As the Trump administration winds down the fight against the Islamic State in Iraq and Syria, Iran is gearing up to expand its territorial gains in the region, stoking concern among U.S. allies and partners.
Iran is establishing military bases in recently seized territory in southern Syria with the support of President Bashar al-Assad and has made clear its desire to seize the country's oil-rich Deir al-Zour province.
A ceasefire deal recently brokered between the United States, Russia, and Jordan to establish a de-escalation zone in the southwestern region bordering Israel and Jordan will do little to constrain Iran's ambitions.
Israeli Prime Minister Benjamin Netanyahu has complained the truce, intended to secure liberated territories from the Assad regime, lacks an adequate enforcement mechanism to keep Iran and Hezbollah from positioning forces in the buffer zone. Russian Foreign Minister Sergei Lavrov said a week after the deal's signing the Kremlin would not force Iran to exit Syria, despite statements to the contrary by the Trump administration.
Iran has been racing against U.S.-backed forces to carve out a land corridor connecting Tehran to the Mediterranean. The route would enable Tehran to hold communication lines and more easily move its forces, including the Iranian Revolutionary Guard, Hezbollah, and other Shia militias in the region.
Lacking a coherent strategy proposal from President Donald Trump post-ISIS, a coalition of former senior-level U.S. diplomatic and military officials recently released a series of recommendations for the administration to combat Iran's spread in Syria.
"The United States must impose real obstacles to Tehran's pursuit of total victory by the Assad regime in Syria," said the report by the Jewish Institute for National Security of America. "Any further strategic gains threaten to entrench Tehran as the arbiter of postwar Syria and consolidate its control of a 'land bridge' connecting Iran directly to Lebanon and Hezbollah."

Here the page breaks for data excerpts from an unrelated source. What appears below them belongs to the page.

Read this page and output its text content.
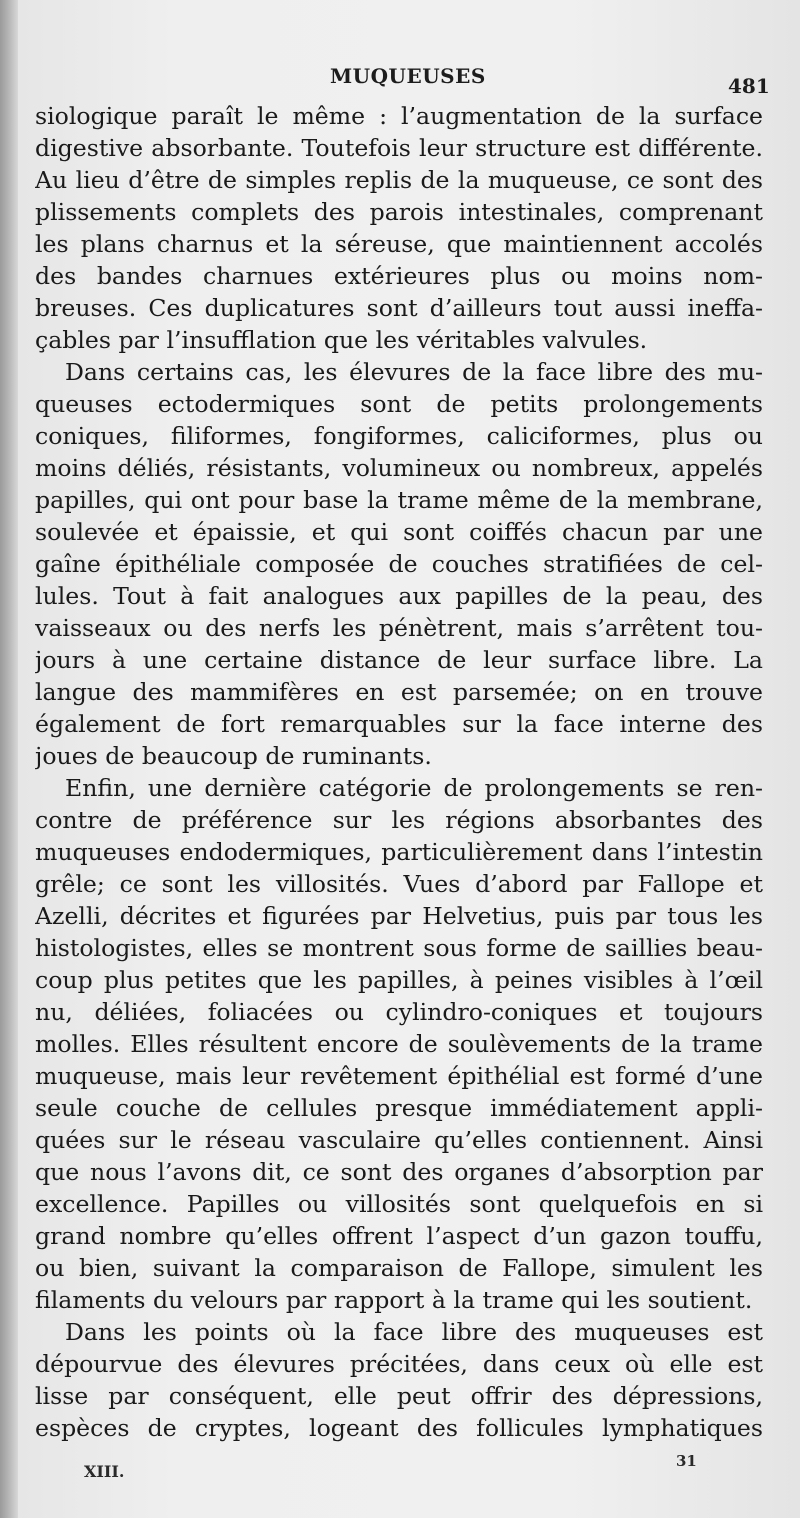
MUQUEUSES	481
siologique paraît le même : l’augmentation de la surface
digestive absorbante. Toutefois leur structure est différente.
Au lieu d’être de simples replis de la muqueuse, ce sont des
plissements complets des parois intestinales, comprenant
les plans charnus et la séreuse, que maintiennent accolés
des bandes charnues extérieures plus ou moins nom-
breuses. Ces duplicatures sont d’ailleurs tout aussi ineffa-
çables par l’insufflation que les véritables valvules.
Dans certains cas, les élevures de la face libre des mu-
queuses ectodermiques sont de petits prolongements
coniques, filiformes, fongiformes, caliciformes, plus ou
moins déliés, résistants, volumineux ou nombreux, appelés
papilles, qui ont pour base la trame même de la membrane,
soulevée et épaissie, et qui sont coiffés chacun par une
gaîne épithéliale composée de couches stratifiées de cel-
lules. Tout à fait analogues aux papilles de la peau, des
vaisseaux ou des nerfs les pénètrent, mais s’arrêtent tou-
jours à une certaine distance de leur surface libre. La
langue des mammifères en est parsemée; on en trouve
également de fort remarquables sur la face interne des
joues de beaucoup de ruminants.
Enfin, une dernière catégorie de prolongements se ren-
contre de préférence sur les régions absorbantes des
muqueuses endodermiques, particulièrement dans l’intestin
grêle; ce sont les villosités. Vues d’abord par Fallope et
Azelli, décrites et figurées par Helvetius, puis par tous les
histologistes, elles se montrent sous forme de saillies beau-
coup plus petites que les papilles, à peines visibles à l’œil
nu, déliées, foliacées ou cylindro-coniques et toujours
molles. Elles résultent encore de soulèvements de la trame
muqueuse, mais leur revêtement épithélial est formé d’une
seule couche de cellules presque immédiatement appli-
quées sur le réseau vasculaire qu’elles contiennent. Ainsi
que nous l’avons dit, ce sont des organes d’absorption par
excellence. Papilles ou villosités sont quelquefois en si
grand nombre qu’elles offrent l’aspect d’un gazon touffu,
ou bien, suivant la comparaison de Fallope, simulent les
filaments du velours par rapport à la trame qui les soutient.
Dans les points où la face libre des muqueuses est
dépourvue des élevures précitées, dans ceux où elle est
lisse par conséquent, elle peut offrir des dépressions,
espèces de cryptes, logeant des follicules lymphatiques
XIII.
31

The JINSA task force recommended Trump lay out a decisive strategy in Syria and make clear the United States will maintain troops on the ground and in the air, even after the inevitable fall of ISIS. The administration must make clear the troops will provide security for reconstruction and prevent both the reemergence of the jihadist group and Assad recapturing the entire country.
The Pentagon must also continue to develop the capabilities of those living in areas liberated by U.S.-backed troops to help local forces, primarily the Syrian Democratic Forces, hold strategic territory.
Third, the U.S. must coordinate with regional allies to prevent Iranian weapons proliferation through Syria. The task force recommended Trump do this by escalating maritime monitoring and efforts to interdict shipments from Iran to Syria.
Retired Air Force Gen. Charles Wald, who co-chairs the task force, said the success or failure of Iran in Syria is dependent upon a U.S. strategy.
"We've got to show leadership, I don't care if people say we're too involved, we don't have a choice," Wald to the Washington Free Beacon. "The world is what it is and we've got to be involved and we've got to lead the solution."
Daveed Gartenstein-Ross, a senior fellow at the Foundation for the Defense of Democracies, said while the lack of a U.S. strategy certainly helped Iran gain power, it's unlikely the Trump administration will be able to prevent Tehran from expanding its influence in the near-to-medium term.
"Iran has basically created its own foreign legion," he said. "You've had a variety of Shia militias from other countries, including from Afghanistan, Pakistan, Bahrain, and elsewhere, come to the Syrian-Iraq theatre to aid in the fighting, not just against ISIS, but also to aid the fight for Assad. That's something which gives it the ability to project power significantly."
That's not to say Trump should abandon Syria entirely. Gartenstein-Ross said the United States needs a clear strategy in the region to succeed in the long run.